From traditional funders, silence

This complex project will be undertaken in three phases: 1) Clinical testing to validate the accuracy of the acoustic garment against gold-standard ultrasound measurements; 2) Refinement of signal processing techniques to extract fetal heart rate signals; 3) Enhancing the fabric’s capabilities, developing machine learning approaches for real-time alerts, and investigating patterns of fetal activity. Along the way, there are numerous obstacles Fink’s team needs to overcome. For example, distinguishing target signals (fetal heartbeats, etc.) from ambient noises represents a critical challenge—made even more difficult when accounting for the mother’s much stronger heartbeat and fetal motion.
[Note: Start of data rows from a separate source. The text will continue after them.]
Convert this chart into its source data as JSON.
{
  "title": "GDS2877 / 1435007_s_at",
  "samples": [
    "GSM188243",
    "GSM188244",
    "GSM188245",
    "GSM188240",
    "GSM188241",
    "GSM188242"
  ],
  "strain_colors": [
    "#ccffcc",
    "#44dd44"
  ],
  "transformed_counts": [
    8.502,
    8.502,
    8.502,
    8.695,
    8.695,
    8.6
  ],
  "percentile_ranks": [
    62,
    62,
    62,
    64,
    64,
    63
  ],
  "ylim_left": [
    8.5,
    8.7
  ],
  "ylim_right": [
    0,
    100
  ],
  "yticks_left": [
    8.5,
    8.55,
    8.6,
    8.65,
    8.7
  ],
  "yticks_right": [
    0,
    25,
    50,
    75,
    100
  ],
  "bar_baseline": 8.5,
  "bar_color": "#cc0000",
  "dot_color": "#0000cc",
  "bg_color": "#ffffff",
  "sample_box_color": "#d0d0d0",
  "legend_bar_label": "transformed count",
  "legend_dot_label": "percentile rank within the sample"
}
Another obstacle is lack of experience. Says Fink, “While this research utilizes an acoustic fiber that my group has already developed and published, we have never participated in clinical research that relates to monitoring the heart and motion of the unborn. The lack of a track record in this field makes it challenging to obtain traditional NIH research grants.”

Potential

Learning from our clothing

According to Fink, “We are eager to explore this newfound ability to detect otherwise imperceptible vibrations and sound in the context of fetal monitoring. We envision being able to make the fibers smaller to make them more adaptable, and also incorporating signal processing directly into the fabric for standalone functionality.” At the same time, the acoustic fibers he is developing could well be utilized for other health-related applications beyond OB/GYN, including individuals with heart or respiratory conditions, delivering valuable advancements in healthcare for vulnerable populations.